My dinner was so basic. It was just the lamb, and I boiled a couple potatoes and I threw some really good butter on it. Kind of trying, but not succeeding, to get back in my body. It’s been a lot of days of not feeling in my body.

Friday, June 5
We had another junket day, and I just ate whatever was left over: a potato, and I mean a tiny little red potato; an egg — my egg is a seven-minute boil; and some avocado. Then I started drinking tons and tons of water to calm down the nervous system and quell the fire running through my body.

A lot of times, also, I just eat one big meal and little things throughout the day, or I’ll eat like a bird for a few days and then a giant meal. A feast on the fifth day. Right now, it’s really just catch as catch can.

I switched over to chicken broth with kale, just to get some greens in my system. It was late at night, at ten o’clock. I had gotten some dried pasta from the Roberta’s out here, when they were selling their larder, so I just boiled that. It was garganelli, broccoli, and Pecorino.

I’m cooking things I know, but I also couldn’t go out and supplement with anything because of the curfew. So I was eating whatever I had in my house and could defrost, like that chicken broth that was also a Belcampo broth I had in my freezer. It was kind of like forcing myself to stay alive by putting sustenance into my body.

In my particular county, or neighborhood, the curfew was consistently at four o’clock. So I couldn’t go out. All of my things that were grounding anchors weren’t there, but there were way more pressing matters, like getting out into the streets.

Saturday, June 6
I was down to pretty much eating baby food.

I took a dance class online, the 360 Emergence — she kind of is preaching while she is DJ-ing. It’s really related to current events, and really a place where you can get in your body and feel and have your emotions while you’re moving. So that was my remedy. I stayed home.
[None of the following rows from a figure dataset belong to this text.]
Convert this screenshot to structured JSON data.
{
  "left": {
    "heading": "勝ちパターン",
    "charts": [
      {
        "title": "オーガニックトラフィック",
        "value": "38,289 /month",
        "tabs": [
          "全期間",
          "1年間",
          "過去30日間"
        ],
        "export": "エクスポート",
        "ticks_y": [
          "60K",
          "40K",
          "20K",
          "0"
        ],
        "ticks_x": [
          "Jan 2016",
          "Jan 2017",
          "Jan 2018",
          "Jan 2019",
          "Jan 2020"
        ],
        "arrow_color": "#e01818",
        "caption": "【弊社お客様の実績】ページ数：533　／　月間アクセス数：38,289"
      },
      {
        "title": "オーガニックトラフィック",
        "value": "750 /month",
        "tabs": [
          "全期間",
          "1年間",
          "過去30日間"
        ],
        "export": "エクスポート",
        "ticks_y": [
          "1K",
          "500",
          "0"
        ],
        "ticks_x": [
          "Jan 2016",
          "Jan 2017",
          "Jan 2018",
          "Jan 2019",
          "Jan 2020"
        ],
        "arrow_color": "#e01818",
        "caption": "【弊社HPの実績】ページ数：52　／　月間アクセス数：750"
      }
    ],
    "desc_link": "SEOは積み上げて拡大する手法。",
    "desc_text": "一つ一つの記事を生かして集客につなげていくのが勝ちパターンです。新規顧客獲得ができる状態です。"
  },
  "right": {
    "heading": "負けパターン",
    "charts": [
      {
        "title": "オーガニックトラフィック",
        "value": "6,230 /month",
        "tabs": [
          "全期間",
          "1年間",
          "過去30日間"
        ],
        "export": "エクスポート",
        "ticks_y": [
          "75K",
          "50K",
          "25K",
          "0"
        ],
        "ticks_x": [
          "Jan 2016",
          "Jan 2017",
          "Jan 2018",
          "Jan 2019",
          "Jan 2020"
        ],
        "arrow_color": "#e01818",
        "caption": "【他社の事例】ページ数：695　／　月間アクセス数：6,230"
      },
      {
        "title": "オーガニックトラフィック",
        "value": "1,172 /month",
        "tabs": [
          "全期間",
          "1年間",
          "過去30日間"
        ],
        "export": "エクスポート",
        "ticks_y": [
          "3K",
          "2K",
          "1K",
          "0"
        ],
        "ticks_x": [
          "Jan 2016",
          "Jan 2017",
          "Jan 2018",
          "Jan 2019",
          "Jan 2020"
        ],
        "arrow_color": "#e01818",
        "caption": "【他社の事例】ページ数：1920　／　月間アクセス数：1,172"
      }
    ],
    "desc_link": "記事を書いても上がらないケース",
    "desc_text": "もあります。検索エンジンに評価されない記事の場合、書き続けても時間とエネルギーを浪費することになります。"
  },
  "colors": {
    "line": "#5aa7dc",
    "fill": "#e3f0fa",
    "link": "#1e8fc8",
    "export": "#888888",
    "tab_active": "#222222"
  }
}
That was a very big day in the streets.

Had three apricots, and later in the day a banana and almond butter in a mush with oat milk. It came down to mush, finally. My brother, Adam, made bagels, and he drove by to drop off some. He has been perfecting his bagel game throughout COVID. He has been cooking this whole time — he’s a fantastic cook. He had started Lupetti pizzeria, and the bar next door, In Sheep’s Clothing, but he left at the end of last year. The great thing for me is he is constantly cooking and always delighting and surprising me with special little treats. The bagel thing was recent. He’s been cooking lots of things through this whole time, and that’s a de-stressor for him too.

So I got a little bit of family love that way and had a bagel with butter and still had more carbs: more garganelli with Pecorino. I had basically all boring foods. At 9 p.m., I broke curfew that night and went over to my friend’s house to sleep again, so that’s where I finally had the two little lamb chops and just started drinking a bunch of mezcal at that point. That mezcal is a really sacred, beautiful mezcal I had gotten from a small farm in Oaxaca and brought back. And it was infused with marijuana. It’s real.

I feel so silly talking about this at all, actually. It’s really just an emotional experience and a spiritual experience, this liberation and birth canal that we’re all in, being led by such visionaries. It’s extraordinary.